Con il termine di vertigini si intende una sensazione di movimento oscillatorio o rotatorio, anche se in realtà il soggetto si mantiene perfettamente fermo.
Si distinguono 2 tipi principali di vertigini, in base al tipo di movimento percepito: vertigini oggettive, quando il paziente ha la sensazione che l’ambiente giri intorno al proprio corpo e vertigini soggettive quando si ha la sensazione che sia il corpo a ruotare o ad oscillare all’interno dell’ambiente.
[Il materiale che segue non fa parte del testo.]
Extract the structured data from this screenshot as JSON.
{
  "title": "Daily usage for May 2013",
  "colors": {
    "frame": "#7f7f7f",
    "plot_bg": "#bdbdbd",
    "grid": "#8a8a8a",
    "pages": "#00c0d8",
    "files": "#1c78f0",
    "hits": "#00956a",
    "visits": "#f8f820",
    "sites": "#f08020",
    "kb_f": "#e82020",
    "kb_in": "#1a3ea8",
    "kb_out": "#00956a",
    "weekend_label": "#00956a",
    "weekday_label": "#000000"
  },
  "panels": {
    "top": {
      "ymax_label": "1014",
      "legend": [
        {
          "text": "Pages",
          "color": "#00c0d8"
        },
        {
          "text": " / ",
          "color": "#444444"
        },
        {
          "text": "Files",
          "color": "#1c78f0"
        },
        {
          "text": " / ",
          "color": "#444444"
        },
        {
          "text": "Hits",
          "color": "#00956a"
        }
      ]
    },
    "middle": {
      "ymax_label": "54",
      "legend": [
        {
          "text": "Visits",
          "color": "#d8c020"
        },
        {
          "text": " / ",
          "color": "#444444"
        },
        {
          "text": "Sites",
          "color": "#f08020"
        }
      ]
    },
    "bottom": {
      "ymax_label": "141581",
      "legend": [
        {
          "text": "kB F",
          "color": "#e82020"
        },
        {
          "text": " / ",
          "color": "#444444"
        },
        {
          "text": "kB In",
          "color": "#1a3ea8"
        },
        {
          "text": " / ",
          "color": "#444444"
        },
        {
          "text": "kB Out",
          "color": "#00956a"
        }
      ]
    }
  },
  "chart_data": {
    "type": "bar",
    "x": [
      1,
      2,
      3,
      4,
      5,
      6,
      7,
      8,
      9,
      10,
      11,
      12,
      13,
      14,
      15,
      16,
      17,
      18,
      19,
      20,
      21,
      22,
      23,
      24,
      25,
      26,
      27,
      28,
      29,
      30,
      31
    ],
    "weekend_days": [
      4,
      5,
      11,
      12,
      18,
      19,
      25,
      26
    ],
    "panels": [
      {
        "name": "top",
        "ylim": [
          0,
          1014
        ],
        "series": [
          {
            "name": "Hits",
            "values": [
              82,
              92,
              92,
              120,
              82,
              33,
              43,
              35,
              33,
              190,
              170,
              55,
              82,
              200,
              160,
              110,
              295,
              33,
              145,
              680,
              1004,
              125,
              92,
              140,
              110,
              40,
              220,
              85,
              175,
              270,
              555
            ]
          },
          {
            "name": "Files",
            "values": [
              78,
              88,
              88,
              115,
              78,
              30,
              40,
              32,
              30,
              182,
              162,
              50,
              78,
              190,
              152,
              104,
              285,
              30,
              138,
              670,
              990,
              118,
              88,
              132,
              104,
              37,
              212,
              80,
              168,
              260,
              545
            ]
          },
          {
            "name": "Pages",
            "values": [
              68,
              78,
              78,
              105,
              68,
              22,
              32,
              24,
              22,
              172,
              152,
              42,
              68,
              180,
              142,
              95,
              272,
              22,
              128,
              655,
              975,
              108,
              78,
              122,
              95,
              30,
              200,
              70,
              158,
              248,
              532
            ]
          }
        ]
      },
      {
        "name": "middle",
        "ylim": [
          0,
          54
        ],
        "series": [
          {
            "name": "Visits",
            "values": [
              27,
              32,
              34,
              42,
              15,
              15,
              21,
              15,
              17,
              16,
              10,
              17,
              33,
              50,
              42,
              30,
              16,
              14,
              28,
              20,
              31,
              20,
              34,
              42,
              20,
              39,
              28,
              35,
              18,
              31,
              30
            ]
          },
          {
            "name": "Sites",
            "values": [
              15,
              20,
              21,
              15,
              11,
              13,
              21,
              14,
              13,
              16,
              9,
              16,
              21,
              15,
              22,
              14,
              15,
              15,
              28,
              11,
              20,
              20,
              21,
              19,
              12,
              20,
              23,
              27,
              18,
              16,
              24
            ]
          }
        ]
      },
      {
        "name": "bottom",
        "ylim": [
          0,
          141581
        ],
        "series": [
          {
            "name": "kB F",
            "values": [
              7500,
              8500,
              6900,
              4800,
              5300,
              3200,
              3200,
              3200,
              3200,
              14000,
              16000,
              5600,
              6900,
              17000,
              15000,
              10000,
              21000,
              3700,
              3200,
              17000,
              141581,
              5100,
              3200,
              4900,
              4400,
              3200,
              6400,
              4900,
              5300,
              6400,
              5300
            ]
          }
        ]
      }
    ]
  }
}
Quasi sempre le vertigini si associano ad altri sintomi: nausea, vomito, sudorazione profusa.
Un’altra classificazione è quella che distingue le vertigini in centrali e periferiche.
Le vertigini centrali che sono le più temibili, ma fortunatamente anche molto più rare, sono dovute a patologie ischemiche, tumorali, tossiche o traumatiche dell’encefalo, soprattutto della parte posteriore, che comprende il cervelletto ed il tronco cerebrale.
Molto più frequenti e con una prognosi nettamente migliore sono le vertigini periferiche che possono essere dovute a patologie del labirinto (organo dell’equilibrio situato nell’orecchio interno) o del nervo vestibolare che trasmette le informazioni provenienti dal labirinto fino ai centri nervosi del cervello e del cervelletto.
Le vertigini periferiche possono essere quindi provocate da labirintiti (infiammazioni o infezioni di natura virale o batterica).
La forma più frequente di vertigine periferica è la Vertigini Parossistica Posizionale Benigna (VPPB). Per capire come si origina questo tipo di vertigine è necessario fare un accenno alla conformazione del labirinto (organo dell’equilibrio).
Il labirinto è composto da tre canali semicircolari (orientati nello spazio a percepire l’accelerazione rotatoria del capo) ripieni di un liquido chiamato endolinfa e rivestiti internamente di cellule dotate di ciglia che sono dei recettori deputati a percepire gli spostamenti del corpo nello spazio. I canali semicircolari sono collegati a due organi, l’utricolo e il sacculo (deputati alla percezione dell’accelerazione gravitazionale ovvero della gravità). Questi ultimi contengono particolari cristalli, gli otoliti. Potremmo definirli come dei microcristalli che se si staccano dalla loro sede in seguito a spostamenti del capo, migrano nei canali semicircolari, vanno a stimolare erroneamente i recettori, causando improvvise e intense vertigini.
La vertigine posizionale benigna ha una insorgenza improvvisa ed è solitamente scatenata da bruschi movimenti della testa. La vertigine dura fino a quando i microcristalli persistono nei canali semicircolari e termina quando gli otoliti si depositano nel sacculo o nell’utricolo da cui si sono staccati.
Per accelerare quindi la remissione della sintomatologia si deve ricorrere a delle manovre, eseguite solitamente da un’otorinolaringoiatra, definite manovre liberatorie, che consistono in particolari movimenti della testa eseguiti dal medico che sono in grado di far depositare i cristalli nel sacculo o nell’utricolo.
Un’altra forma, più rara, di vertigine periferica è quella associata alla malattia di Menière. E’ una malattia alla cui base vi è un aumento di volume dell’endolinfa (idrope endolinfatico) che si manifesta con un calo di udito (ipoacusia) fluttuante associata a vertigini oggettive improvvise, della durata variabile da 20 minuti fino a 12 ore, seguite da una rapida soluzione clinica.
Esistono in commercio farmaci che possono ridurre l’intensità delle vertigini come la betaistina (microser, vertiserc), la cinnarizina (arlevertan fluxarten) e farmaci utili per ridurre i sintomi associati alle vertgini, come la nausea ed il vomito: metoclopramide (plasil) domperidone (peridon).